SCATI

Video surveillance and security solutions using bleeding edge technology

SCATI is a manufacturer of video surveillance technology with a wide range of solutions focused on security, business intelligence and operations. With over 20 years of experience in the electronic security sector, they have established themselves as leaders in innovative IP video systems, specialists in offering intelligent integral solutions that adapt to large security projects and business processes. At the forefront of technology, they have a wide variety of solutions that guarantee the protection of any installation. A complete platform that encompasses surveillance cameras, recording servers, video analytics, business intelligence and operation software for control centres. It is designed to simplify video management at all levels, including deployment, operation and maintenance. Having undertaken numerous projects tailored to clients, certain solutions have become part of their portfolio to replicate a successful solution to meet similar needs in different sectors.
Sustainable
The commitment to sustainability is reflected tangibly in its corporate headquarters in Zaragoza. This is an energy efficient building with an architectural and constructive base designed to minimise the use of energy for air conditioning, allowing work under conditions of natural lighting in virtually all rooms through the elimination of opaque walls and the use of glass as an internal partition element.

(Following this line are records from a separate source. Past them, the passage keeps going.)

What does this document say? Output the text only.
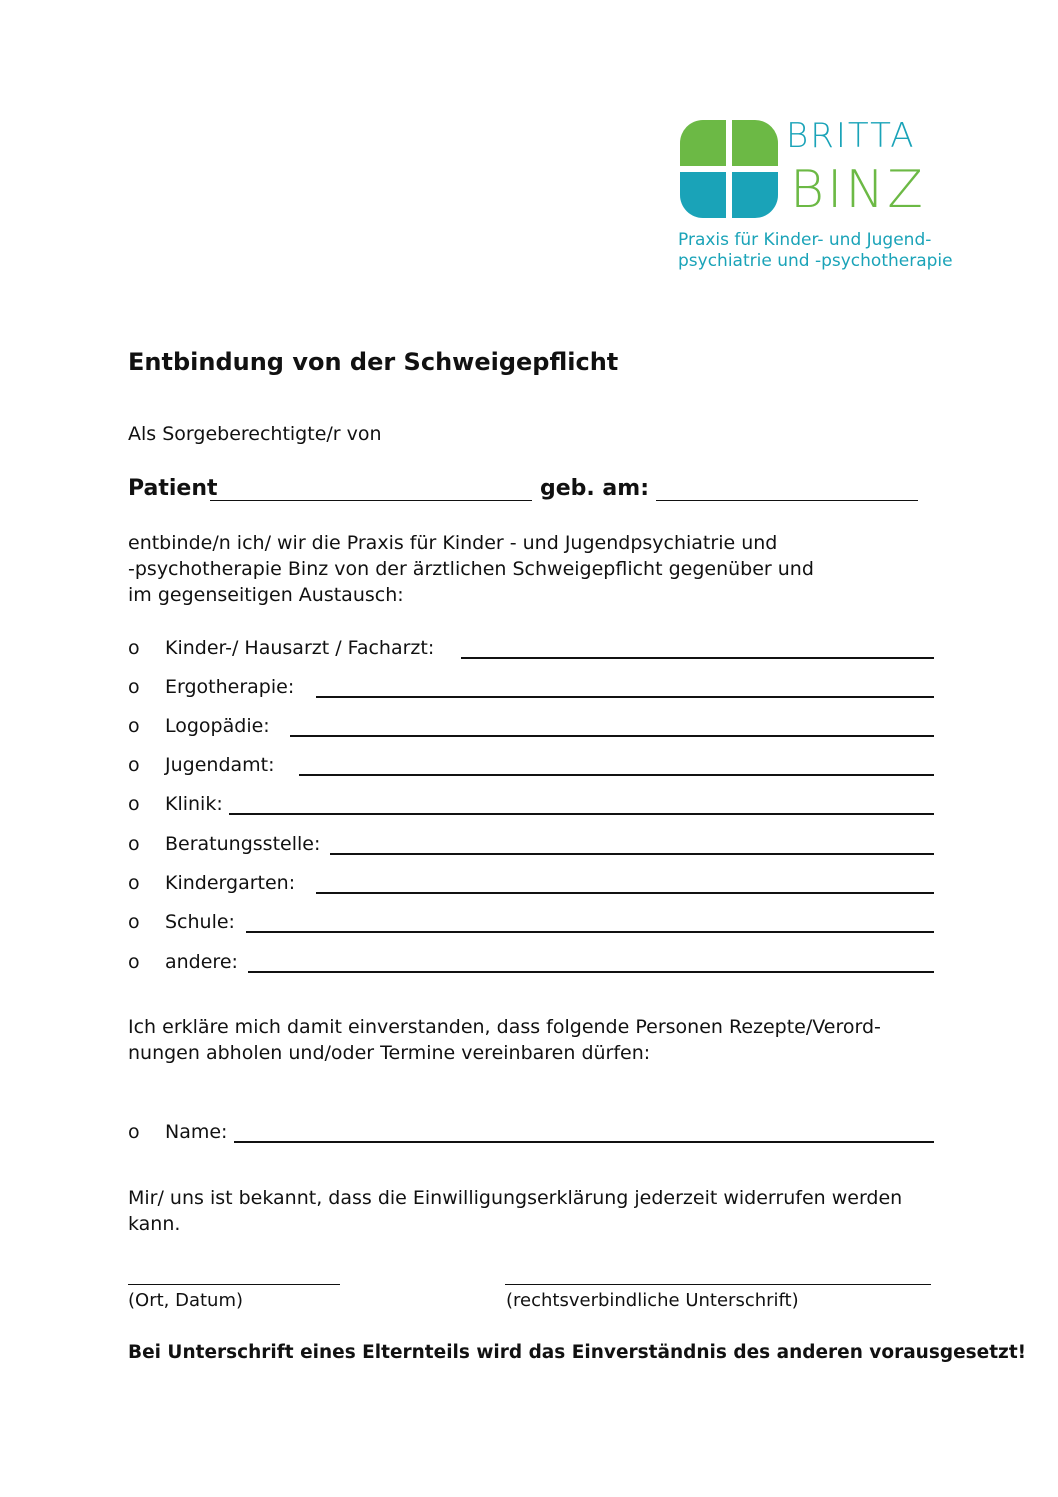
BRITTA
BINZ
Praxis für Kinder- und Jugend-
psychiatrie und -psychotherapie
Entbindung von der Schweigepflicht
Als Sorgeberechtigte/r von
Patient	geb. am:
entbinde/n ich/ wir die Praxis für Kinder - und Jugendpsychiatrie und
-psychotherapie Binz von der ärztlichen Schweigepflicht gegenüber und
im gegenseitigen Austausch:
o Kinder-/ Hausarzt / Facharzt:
o Ergotherapie:
o Logopädie:
o Jugendamt:
o Klinik:
o Beratungsstelle:
o Kindergarten:
o Schule:
o andere:
Ich erkläre mich damit einverstanden, dass folgende Personen Rezepte/Verord-
nungen abholen und/oder Termine vereinbaren dürfen:
o Name:
Mir/ uns ist bekannt, dass die Einwilligungserklärung jederzeit widerrufen werden
kann.
(Ort, Datum)	(rechtsverbindliche Unterschrift)
Bei Unterschrift eines Elternteils wird das Einverständnis des anderen vorausgesetzt!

They also have policies for the treatment and recycling of waste generated.
Creative
The company has developed capacity management systems to guarantee the sanitary measures imposed on hospitality and catering as a consequence of COVID-19. With this system, both the managers of these establishments and their customers have real time knowledge of the level of occupancy of the facilities and can manage resources. SCATI has developed tools for the retail sector to link receipts to security cameras to prevent fraud and discrepancies. Similarly, they have applied deep learning technologies to measure the periods of greatest influx of customers in establishments, identify the busiest areas, and define average profiles to take decisions based on data and measure their effectiveness.